The top market is Toledo, Ohio, where sales are expected to increase by 14% and prices by 8.3%, according to the website. This was followed by Oxnard (18% sales increase, 3.3% price increase) and Rochester, New York (6.2% sales increase, 10.4% price increase). Portland, Oregon, had the worst forecast, with sales down 25.6% and prices down 7.4%.
The median home price in San Diego County in October was $825,000, so Realtor.com predicts it will be around $870,000 by the end of the year.
Lawrence Yun, chief economist for the National Association of Realtors, was less optimistic about high-cost markets like San Diego. He said most of the increase in activity will likely be in Austin, Dallas-Fort Worth, Durham (North Carolina), Harrisburg (Pennsylvania), Houston and Philadelphia.
Yun predicted the average mortgage interest rate would be 6.3% in 2024, while Hale predicted it would be 6.8%. All of these are down from Tuesday morning’s average of 7.09%, according to Mortgage News Daily.
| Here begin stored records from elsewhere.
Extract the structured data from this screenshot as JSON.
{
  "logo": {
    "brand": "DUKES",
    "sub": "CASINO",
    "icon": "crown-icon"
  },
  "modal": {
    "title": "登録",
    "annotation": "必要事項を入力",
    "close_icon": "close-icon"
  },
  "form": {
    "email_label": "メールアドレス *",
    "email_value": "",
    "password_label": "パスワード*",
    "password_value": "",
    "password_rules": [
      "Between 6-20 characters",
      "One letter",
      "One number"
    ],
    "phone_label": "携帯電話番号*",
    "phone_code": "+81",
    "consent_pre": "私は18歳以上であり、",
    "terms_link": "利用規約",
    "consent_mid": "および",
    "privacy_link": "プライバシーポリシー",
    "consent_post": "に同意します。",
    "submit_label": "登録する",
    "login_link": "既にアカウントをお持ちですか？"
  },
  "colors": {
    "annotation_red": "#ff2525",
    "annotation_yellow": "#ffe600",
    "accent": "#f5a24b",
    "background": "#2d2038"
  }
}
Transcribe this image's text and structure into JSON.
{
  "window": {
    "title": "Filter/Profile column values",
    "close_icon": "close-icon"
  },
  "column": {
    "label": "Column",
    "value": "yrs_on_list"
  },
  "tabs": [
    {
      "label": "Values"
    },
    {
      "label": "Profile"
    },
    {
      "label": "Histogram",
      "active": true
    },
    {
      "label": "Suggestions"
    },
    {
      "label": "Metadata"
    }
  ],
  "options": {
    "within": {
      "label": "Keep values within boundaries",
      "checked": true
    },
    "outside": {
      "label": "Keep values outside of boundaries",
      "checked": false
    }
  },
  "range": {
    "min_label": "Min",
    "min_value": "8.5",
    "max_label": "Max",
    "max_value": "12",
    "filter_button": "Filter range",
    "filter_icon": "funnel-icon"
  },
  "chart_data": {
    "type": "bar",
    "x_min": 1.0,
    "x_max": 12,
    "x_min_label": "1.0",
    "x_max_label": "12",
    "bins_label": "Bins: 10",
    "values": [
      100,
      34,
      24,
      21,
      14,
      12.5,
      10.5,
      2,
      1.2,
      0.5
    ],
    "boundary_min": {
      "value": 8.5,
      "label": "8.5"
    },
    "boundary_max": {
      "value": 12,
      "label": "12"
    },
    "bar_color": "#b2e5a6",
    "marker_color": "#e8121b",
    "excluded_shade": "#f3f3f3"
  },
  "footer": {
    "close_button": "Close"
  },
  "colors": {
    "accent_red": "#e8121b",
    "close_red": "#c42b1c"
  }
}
Using the October median price, the monthly cost of a home in San Diego County would be approximately $4,855, assuming a 20% drop on a 30-year fixed-rate mortgage. Mr. Hale predicted it would drop to $4,727, while Mr. Yun predicted it would drop to about $4,500.
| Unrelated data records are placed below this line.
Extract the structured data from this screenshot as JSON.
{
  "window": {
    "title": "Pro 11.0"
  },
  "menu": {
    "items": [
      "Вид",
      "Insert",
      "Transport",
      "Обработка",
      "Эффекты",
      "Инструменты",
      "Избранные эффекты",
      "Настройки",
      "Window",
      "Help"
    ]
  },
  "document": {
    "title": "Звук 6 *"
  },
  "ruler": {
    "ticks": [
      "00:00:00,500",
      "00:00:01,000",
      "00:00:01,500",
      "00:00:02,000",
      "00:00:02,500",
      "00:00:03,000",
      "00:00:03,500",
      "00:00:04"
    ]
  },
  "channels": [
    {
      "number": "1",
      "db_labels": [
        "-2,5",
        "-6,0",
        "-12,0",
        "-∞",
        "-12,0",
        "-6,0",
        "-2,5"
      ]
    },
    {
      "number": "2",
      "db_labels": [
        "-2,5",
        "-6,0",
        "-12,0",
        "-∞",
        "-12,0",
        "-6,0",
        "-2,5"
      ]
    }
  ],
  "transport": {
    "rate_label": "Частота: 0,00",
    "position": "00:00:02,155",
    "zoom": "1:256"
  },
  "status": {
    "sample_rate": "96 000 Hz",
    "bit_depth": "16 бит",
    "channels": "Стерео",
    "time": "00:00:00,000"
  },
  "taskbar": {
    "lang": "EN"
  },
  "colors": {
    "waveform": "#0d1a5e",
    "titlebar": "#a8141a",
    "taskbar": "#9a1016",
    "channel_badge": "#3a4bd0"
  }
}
Yun said a weakening job market, flat rent prices and struggling regional banks are all reasons why the Fed could stop raising interest rates or even cut them. Recent forecasts from Goldman Sachs and Barclays suggest two rate cuts next year. The Fed is likely to give some indication of its future plans on Wednesday at the end of its two-day meeting.
Mortgage interest rates typically follow yields on mortgage-backed securities. These bonds are typically tied to the yield on the U.S. 10-year Treasury note.
Hale said the sales forecast would be even higher if it didn’t include potential first-time buyers, primarily millennials, who are still off-market.
“Even though affordability will start to improve, the market remains pretty tough and affordability is nowhere near the best it has been in the last 10 years,” she said.
Hale said possible changes for millennials could be student loan laws or new tax breaks for first-time homeowners. There is a bill in Congress called the “First-Time Home Buyer Act” that would give first-time buyers a $15,000 refundable federal tax credit. But it’s not over yet.
“Anything we can do to make it easier for the younger generation to get in the door,” she said. “I think it’s going to be very important.”